ACT's natural asset values doubles in a decade

It is easy to fall in love with the bush capital way of life, but do you ever stop to think how much our natural assets are worth?

The value of Australia's environmental assets has almost trebled in the past decade, rising from $2.953 billion in 2006 to $6.138 billion in mid-2016. 

Canberra's natural assets more than doubled in value, rising from $35.9 billion in 2005-06 to and estimated $76.1 billion.

Peter Meadows, assistant director of the ABS Environmental Accounts Development, said the sharp rise in natural capital value was "outstripping growth in GDP."

"I haven't seen anything grow as fast as that apart form the value of exports," he said.

After tallying up land, mineral, timber and water values for each jurisdiction it was clear land value was boosting the figures.


"Land now makes up 83 per cent of the value of Australia's environmental assets and was valued at $5,105 billion at 30 June 2016," he said.

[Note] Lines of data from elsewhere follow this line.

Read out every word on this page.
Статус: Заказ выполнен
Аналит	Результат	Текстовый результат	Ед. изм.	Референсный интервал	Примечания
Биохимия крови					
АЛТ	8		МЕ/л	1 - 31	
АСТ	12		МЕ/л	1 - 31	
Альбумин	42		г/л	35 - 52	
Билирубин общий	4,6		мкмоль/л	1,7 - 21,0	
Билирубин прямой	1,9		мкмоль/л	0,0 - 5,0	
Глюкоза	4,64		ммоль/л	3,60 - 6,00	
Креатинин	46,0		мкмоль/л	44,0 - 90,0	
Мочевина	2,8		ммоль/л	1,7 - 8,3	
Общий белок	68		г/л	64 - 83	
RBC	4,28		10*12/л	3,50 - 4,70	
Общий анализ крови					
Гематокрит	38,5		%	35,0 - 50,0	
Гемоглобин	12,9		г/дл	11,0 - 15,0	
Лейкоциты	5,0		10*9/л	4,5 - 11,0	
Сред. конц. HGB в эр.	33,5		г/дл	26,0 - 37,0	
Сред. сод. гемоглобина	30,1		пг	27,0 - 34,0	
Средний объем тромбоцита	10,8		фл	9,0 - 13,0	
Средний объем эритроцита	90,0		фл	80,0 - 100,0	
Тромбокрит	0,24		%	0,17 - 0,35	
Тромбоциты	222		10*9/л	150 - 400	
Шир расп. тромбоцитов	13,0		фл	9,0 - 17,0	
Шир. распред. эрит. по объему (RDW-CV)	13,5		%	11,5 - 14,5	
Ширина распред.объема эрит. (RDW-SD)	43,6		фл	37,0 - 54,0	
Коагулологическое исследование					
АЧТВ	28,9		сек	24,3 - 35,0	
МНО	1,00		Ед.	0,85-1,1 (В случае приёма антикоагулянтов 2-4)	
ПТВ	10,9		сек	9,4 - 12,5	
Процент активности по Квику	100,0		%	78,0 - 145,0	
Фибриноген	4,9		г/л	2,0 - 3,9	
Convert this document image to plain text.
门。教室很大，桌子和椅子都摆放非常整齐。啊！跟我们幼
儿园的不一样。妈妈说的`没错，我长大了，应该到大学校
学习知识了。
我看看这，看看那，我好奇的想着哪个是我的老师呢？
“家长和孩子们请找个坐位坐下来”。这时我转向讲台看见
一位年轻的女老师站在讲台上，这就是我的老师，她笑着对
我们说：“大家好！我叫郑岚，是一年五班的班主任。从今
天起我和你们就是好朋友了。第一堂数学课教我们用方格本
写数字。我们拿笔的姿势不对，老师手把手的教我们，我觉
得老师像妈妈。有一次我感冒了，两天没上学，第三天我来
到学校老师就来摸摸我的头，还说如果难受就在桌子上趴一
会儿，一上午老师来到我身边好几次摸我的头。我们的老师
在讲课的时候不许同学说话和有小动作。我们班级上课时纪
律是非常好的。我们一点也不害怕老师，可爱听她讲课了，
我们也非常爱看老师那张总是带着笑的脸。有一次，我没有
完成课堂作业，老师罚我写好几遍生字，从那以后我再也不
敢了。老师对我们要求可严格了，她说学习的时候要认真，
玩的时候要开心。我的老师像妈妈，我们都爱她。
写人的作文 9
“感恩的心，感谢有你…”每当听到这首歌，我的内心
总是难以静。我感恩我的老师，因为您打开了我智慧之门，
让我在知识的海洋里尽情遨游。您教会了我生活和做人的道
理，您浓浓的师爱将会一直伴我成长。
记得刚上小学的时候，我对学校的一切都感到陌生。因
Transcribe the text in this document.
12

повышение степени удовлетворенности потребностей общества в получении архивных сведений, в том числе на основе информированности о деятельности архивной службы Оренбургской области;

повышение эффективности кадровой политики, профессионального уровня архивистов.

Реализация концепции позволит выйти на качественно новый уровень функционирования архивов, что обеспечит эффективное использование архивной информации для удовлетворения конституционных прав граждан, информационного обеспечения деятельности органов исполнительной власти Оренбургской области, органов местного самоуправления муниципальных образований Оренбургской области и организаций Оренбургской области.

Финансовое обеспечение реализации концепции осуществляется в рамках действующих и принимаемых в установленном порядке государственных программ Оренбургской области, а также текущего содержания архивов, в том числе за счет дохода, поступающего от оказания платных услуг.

"The total value of Australia's environmental assets amounts to $254,406 for every person in Australia (based on a population of just over 24 million)."

Mr Meadows said publishing the Australian Environmental Economic Accounts provided a basis for long-term planning to ensure the national economy was primed to respond to environmental pressures.

"The way to look at the figures is in terms of income into the future. Over the longer term that land is going to be worth six trillion dollars to the economy," he said. 

"If that number starts to go down over time it means we are depleting that resource faster than we can generate income from it."

Mineral and energy resources among Australia's environmental assets rose from 8 per cent to 17 per cent in the eleven years to 2015-16.

The value of Australia's timber assets grew by 20 per cent between over the same period. 

These numbers were bolstered by a reduction in household water consumption and an overall reduction in greenhouse gasses created mainly due reduced emissions from forestry, fisheries and livestock sectors.

"It's a good story in terms of we are not contributing as much to the global warming effect, but it does mean we are actually seeing less production of livestock in Australia," he said.

"There is a bit of a trade off that probably Australian's aren't aware of. We can pat ourselves on the head and say we have done really well in reducing our greenhouse gas emissions, but we are reducing our productive capability over time as well."

Mr Meadow said the Australian Environmental-Economic Accounts report enabled Australians to observe the result of policy settings so far, and think about how the nation secures the right mix to reap maximum returns without diminishing future prospects.

"What gives us the best value, the best climate, the best set of goods and services we derive from ecosystems, that is something the policy makers need to think about," he said. 

"The volume of land doesn't change, the way it is being used does pretty significantly as does the value we contribute to it."